Chaque année, un européen produit en moyenne 500 litres d'urine, de quoi remplir entièrement trois baignoires. Bien que ce liquide corporel contienne des éléments précieux, il est mélangé aux autres matières et évacué dans les égouts.
Les créateurs de la start-up Ecosec ont trouvé la clef : la collecte. Basée à Montpellier, l'entreprise a développé des toilettes sèches qui séparent matières fécales et urines : les premières sont envoyées à l'arrière des toilettes, les secondes vers le bas. 
"Tout le monde comprend bien que si l'on trie l’aluminium d’un côté, le verre de l’autre, le papier, le plastique, les fermentescibles, c’est beaucoup plus facile à valoriser en aval. C’est exactement pareil pour les flux à l’intérieur de la maison", explique Benjamim Clouet, co-fondateur de l'Ecosec.
L'urine est composée à 95 % d'eau, mais aussi d'éléments précieux comme l'azote, le phosphore et le potassium, le trio gagnant dont les plantes ont besoin pour pousser et qui composent les engrais chimiques, un processus à la fois coûteux et polluant. L'urine remplit la même fonction.
Bruno Le Breton a accepté d'offrir son vignoble, comme terrain d'expérimentation. 
Il y a deux ans, il a remplacé les engrais traditionnels par de l'urine sur une petite partie de ses vignes au Domaine de la Jasse, près de Montpellier, dans le sud de la France.
"Les premiers essais ont montré qu'à l’application, il n’y a pas de mouches, pas d’odeur. [...] Le résultat sur le vignoble est significativement positif puisqu’on voit rien. L'urine fait le même job que les engrais [...]", se félicite le vigneron.
Les raisins exposés à l'urine par le système d'irrigation au goutte-à-goutte ont été récoltés et analysés, sans que rien d'inhabituel n'ait été détecté.
Mais pour Bruno Le Breton, il reste un obstacle : la relation que les gens entretiennent avec leurs propres excréments. " Associer l’urine au produit du vin, un produit très noble, ça reste un raccourci qui est compliqué à faire dans la tête des gens. C’est simplement à nous citoyens de se poser la question 'est-ce qu’on est prêt à y aller ou pas' ?."
Utiliser de l'urine pour faire pousser des bactéries
Chez Toopi Organics, près de Bordeaux, utiliser l'urine pure n'est pas la solution. La quantité nécessaire est bien trop importante pour qu'elle soit utilisée à grande échelle dans l'agriculture.
Dans un champ de blé, un hectare nécessiterait 30 000 litres d'urine par an, plus des équipements adaptés, beaucoup de temps et de l'essence.

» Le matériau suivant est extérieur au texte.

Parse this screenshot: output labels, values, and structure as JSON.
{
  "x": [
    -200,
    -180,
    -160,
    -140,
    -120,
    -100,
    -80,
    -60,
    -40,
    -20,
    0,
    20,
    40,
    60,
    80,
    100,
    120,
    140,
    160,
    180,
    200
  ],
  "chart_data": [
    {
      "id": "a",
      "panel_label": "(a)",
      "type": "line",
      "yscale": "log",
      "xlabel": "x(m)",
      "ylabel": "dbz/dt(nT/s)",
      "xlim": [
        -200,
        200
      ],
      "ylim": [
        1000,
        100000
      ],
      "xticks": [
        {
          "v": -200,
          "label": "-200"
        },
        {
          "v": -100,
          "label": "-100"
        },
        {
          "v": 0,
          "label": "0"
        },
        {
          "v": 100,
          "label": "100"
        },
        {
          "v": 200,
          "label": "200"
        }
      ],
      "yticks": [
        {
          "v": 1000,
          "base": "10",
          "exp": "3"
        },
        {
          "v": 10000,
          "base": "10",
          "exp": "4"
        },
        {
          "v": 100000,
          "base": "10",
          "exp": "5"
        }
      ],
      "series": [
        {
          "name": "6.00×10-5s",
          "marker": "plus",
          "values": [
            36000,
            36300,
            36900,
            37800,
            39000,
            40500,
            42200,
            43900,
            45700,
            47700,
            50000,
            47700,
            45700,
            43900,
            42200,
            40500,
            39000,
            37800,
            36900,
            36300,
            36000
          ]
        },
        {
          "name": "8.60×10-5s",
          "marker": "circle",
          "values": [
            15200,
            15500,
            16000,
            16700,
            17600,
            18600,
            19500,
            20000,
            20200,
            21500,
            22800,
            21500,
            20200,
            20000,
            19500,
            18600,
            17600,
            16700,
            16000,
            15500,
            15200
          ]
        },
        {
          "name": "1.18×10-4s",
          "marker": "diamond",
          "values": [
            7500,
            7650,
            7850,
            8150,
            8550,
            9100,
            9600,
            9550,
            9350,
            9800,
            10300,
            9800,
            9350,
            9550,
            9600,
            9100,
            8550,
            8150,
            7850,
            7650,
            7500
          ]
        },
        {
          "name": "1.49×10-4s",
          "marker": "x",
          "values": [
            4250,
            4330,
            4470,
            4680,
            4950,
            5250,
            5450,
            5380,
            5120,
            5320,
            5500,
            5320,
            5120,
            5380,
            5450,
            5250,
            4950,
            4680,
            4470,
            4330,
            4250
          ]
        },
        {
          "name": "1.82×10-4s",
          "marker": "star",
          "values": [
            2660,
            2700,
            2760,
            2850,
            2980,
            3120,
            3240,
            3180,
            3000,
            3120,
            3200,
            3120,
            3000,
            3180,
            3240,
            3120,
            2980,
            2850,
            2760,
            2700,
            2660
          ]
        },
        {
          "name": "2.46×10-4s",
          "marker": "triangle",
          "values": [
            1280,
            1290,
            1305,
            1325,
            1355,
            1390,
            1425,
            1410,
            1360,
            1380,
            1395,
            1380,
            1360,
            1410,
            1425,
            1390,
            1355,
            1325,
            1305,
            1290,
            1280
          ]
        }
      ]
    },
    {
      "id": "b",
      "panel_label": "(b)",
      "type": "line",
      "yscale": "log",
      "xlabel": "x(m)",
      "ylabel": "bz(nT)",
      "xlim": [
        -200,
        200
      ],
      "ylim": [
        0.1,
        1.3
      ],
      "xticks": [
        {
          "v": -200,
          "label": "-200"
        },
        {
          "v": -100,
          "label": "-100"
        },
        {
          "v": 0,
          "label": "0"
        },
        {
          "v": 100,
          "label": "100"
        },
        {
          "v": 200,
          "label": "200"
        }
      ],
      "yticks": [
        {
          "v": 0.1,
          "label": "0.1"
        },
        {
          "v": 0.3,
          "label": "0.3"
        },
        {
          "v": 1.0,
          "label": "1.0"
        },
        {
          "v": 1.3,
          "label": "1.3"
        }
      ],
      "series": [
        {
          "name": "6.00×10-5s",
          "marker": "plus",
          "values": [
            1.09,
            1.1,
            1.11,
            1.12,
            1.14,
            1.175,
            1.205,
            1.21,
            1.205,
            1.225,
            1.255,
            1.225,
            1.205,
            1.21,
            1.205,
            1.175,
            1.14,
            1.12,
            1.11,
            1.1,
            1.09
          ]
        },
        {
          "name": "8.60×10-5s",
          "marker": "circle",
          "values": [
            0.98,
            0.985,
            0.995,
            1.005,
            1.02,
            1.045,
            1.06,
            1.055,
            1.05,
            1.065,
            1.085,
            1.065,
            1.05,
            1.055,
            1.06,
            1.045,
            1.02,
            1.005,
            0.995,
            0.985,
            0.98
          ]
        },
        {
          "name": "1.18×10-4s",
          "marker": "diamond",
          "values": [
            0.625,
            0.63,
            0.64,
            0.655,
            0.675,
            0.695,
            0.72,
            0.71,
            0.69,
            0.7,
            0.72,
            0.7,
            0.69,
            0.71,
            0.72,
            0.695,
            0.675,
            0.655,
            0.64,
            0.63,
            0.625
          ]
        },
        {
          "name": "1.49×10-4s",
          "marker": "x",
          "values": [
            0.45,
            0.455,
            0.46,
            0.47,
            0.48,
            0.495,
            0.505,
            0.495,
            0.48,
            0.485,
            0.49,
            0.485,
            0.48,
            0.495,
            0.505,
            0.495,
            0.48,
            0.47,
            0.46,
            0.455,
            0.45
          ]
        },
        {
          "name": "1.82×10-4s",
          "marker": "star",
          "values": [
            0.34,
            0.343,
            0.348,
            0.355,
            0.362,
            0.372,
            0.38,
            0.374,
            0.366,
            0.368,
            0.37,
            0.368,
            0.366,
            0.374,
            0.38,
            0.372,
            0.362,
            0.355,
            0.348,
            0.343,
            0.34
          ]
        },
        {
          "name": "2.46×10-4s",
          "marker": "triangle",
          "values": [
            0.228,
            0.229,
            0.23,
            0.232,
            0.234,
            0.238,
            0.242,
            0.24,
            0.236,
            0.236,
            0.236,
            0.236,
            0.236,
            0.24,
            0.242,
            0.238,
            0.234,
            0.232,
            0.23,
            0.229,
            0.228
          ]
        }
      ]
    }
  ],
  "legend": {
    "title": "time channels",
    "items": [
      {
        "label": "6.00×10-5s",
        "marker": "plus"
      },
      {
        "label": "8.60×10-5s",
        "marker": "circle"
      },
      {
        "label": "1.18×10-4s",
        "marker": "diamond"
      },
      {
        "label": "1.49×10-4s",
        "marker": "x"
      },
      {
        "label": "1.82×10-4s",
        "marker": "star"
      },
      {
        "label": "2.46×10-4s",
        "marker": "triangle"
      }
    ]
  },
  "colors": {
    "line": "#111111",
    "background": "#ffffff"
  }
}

Toopi Organics utilise donc l'urine pour cultiver des bactéries utiles aux plantes. Certaines bactéries peuvent aider les plantes à accéder au phosphore du sol. D'autres fixent l'azote dans l'atmosphère et le libèrent directement dans le sol.
Ces produits existent déjà sur le marché, mais ils coûtent chers. Si l'on en croit Mikael Roes, la technique qu'il a développée à base d'urine peut faire baisser le prix de 50 euros par litre à 0,30 euros par litre, pour le même produit.
Une innovation qui permet d'envisager de réduire la dépendance de la société vis-à-vis des énergies fossiles qui finiront un jour par s'épuiser.
"Notre pari est de ne pas attendre de ne plus avoir le choix. On essaye de mettre en place des produits qui sont plus performants que les engrais minéraux et qui sont disponibles tout de suite", conclut le jeune PDG de Toopi Organics.